La mujer cumple 30 años en la Guardia Civil con 48 efectivos en Palencia

Cinco guardias civiles que prestan servicio en la Comandancia. /Antonio Quintero
Cinco guardias civiles que prestan servicio en la Comandancia. / Antonio Quintero

Desde su incorporación en 1988 al instituto armado, más de 150 mujeres han prestado servicio en la Comandancia

Ricardo Sánchez Rico
RICARDO SÁNCHEZ RICOPalencia

Su presencia hoy en la calle, uniformadas de verde, forma parte de la cotidianidad, pero hace ahora tres décadas, su incorporación al Cuerpo tuvo su impacto entre una sociedad acostumbrada al bigote bajo el tricornio. Por aquel entonces, en el año 1988, pensar en una agente de Tráfico sobre una motocicleta o dando el alto en un control, era casi una quimera, pero los tiempos han cambiado y actualmente una coleta sobre la guerrera no sorprendería ni al mismísimo IIDuque de Ahumada. Son las mujeres de la Guardia Civil, que cumplen 30 años desde su llegada al instituto armado y que en Palencia se suman a tal fecha con 48 efectivos en la Comandancia. De ese total de 48 mujeres beneméritas, una tiene el grado de teniente, otras tres son sargentos y el resto, guardias. Y por unidades, dos se agrupan en Policía Judicial; una en Información; tres, en Intervención de Armas; cuatro, en servicios burocráticos y las otras 38, en Seguridad Ciudadana, según los datos aportados por el instituto armado, que cifra en más de 150 las mujeres que han prestado servicio dentro la Guardia Civil en Palencia en los 30 años transcurridos desde su incorporación.

Los testimonios

Aunque la incorporación efectiva de la mujer al instituto armado no se llevó a cabo hasta 1989, hay que remontarse a 1948 para encontrar a las primeras mujeres vestidas con el uniforme de la Benemérita (sin divisas ni armamento). En dicho año se producía la absorción del Cuerpo de Carabineros dentro de la Guardia Civil, y fue a través de dicho acontecimiento cuando surgió la necesidad de la presencia de la mujer para llevar a cabo tareas tales como los registros corporales, que únicamente podían ser efectuados por estas y que resultaban del todo imprescindibles para unidades como las responsables del Resguardo Fiscal del Estado. Estas mujeres, denominadas 'matronas', por lo general habían enviudado de guardias civiles o eran huérfanas de los mismos, y de esta manera continuaban vinculadas con el Cuerpo.

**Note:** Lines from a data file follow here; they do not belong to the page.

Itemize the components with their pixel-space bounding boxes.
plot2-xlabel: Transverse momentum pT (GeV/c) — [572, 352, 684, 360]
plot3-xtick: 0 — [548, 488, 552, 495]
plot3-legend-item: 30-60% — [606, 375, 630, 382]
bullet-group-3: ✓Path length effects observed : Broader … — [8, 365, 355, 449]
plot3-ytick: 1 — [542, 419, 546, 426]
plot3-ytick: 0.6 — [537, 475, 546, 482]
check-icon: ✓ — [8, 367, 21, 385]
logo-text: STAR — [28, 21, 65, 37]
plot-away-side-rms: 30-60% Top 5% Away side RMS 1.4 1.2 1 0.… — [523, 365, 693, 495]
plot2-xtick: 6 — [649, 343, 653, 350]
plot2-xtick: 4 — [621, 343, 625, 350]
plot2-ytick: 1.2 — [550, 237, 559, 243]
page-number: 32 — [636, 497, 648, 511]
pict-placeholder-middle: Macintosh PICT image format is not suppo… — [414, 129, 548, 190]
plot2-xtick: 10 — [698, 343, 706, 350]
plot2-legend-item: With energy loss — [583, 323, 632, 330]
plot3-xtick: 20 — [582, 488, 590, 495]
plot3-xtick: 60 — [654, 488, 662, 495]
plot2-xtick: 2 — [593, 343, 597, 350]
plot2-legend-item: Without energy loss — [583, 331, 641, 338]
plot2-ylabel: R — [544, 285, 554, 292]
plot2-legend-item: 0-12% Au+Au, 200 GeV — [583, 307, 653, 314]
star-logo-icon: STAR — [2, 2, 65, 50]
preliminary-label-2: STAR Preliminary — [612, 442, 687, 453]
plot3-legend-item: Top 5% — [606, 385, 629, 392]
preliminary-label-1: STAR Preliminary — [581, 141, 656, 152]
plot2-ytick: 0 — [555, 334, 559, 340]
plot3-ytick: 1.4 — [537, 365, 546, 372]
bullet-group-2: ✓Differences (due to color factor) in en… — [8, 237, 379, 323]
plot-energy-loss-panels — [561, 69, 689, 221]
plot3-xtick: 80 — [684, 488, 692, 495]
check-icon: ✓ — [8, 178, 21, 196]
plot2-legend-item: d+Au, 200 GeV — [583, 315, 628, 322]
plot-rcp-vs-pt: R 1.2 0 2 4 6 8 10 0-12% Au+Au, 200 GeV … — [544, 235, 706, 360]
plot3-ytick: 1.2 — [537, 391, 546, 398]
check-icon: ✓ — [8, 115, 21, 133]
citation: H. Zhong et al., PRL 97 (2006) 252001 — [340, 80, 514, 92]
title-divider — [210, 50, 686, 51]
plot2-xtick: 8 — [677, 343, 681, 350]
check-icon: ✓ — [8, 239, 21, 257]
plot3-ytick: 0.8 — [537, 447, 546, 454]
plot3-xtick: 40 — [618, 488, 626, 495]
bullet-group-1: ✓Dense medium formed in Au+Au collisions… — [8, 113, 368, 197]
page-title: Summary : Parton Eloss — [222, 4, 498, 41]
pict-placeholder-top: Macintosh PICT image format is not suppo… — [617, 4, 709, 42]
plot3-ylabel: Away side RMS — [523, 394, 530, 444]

Pasarían varias décadas hasta que surgiera la inquietud en España de abrir las puertas de las Fuerzas Armadas y de los cuerpos policiales a la mujer, al igual que habían hecho otros cuerpos del resto del mundo. Fue en 1988 cuando se promulgó el Real Decreto-Ley número 1 de 22 de febrero, que permitió ese mismo año el acceso a las pruebas de selección a todas aquellas mujeres cuya vocación les encaminaba hacia la Guardia Civil. Ese Real Decreto era una consecuencia de las Leyes Orgánicas de Criterios Básicos de la Defensa Nacional (1980-1984) y del Plan para la Igualdad de Oportunidades para la mujer. En este último se establecía en el preámbulo que no podía existir en el proceso de selección más diferencias que aquellas derivadas de las «distintas condiciones físicas», que la mujer podría alcanzar todos los empleos militares y que los destinos a ocupar serían los mismos que los de los hombres, salvo los que se derivasen de las condiciones fisiológicas.

De un total de 2.817 aspirantes, en 1988 ingresaron 197 mujeres en la Guardia Civil, formando parte de la 94ª promoción, pensando que ya habían superado todos los obstáculos para llegar a ser agentes de la Guardia Civil. Sin embargo, se encontraron con que la normalización de la mujer dentro del Cuerpo tenía todavía un largo recorrido por delante. Al igual que en otros ámbitos, la incorporación de las mujeres a un colectivo claramente masculino tuvo que hacer frente a resistencias al cambio por la ruptura de roles y estereotipos hasta entonces asentados en la sociedad.

A su llegada, las instalaciones estaban preparadas para acoger solo a hombres, la uniformidad estaba diseñada por y para el hombre, existía una reglamentación que no hacía referencia a la realidad de la mujer y, por supuesto, el conjunto del colectivo no estaba preparado para su llegada.

No fue hasta 1993 cuando ingresaría la primera mujer en la Academia General Militar de Zaragoza, donde inician la formación de cinco años los oficiales de la Guardia Civil, por lo que la primera oficial, teniente de la Guardia Civil, obtuvo su empleo en 1998.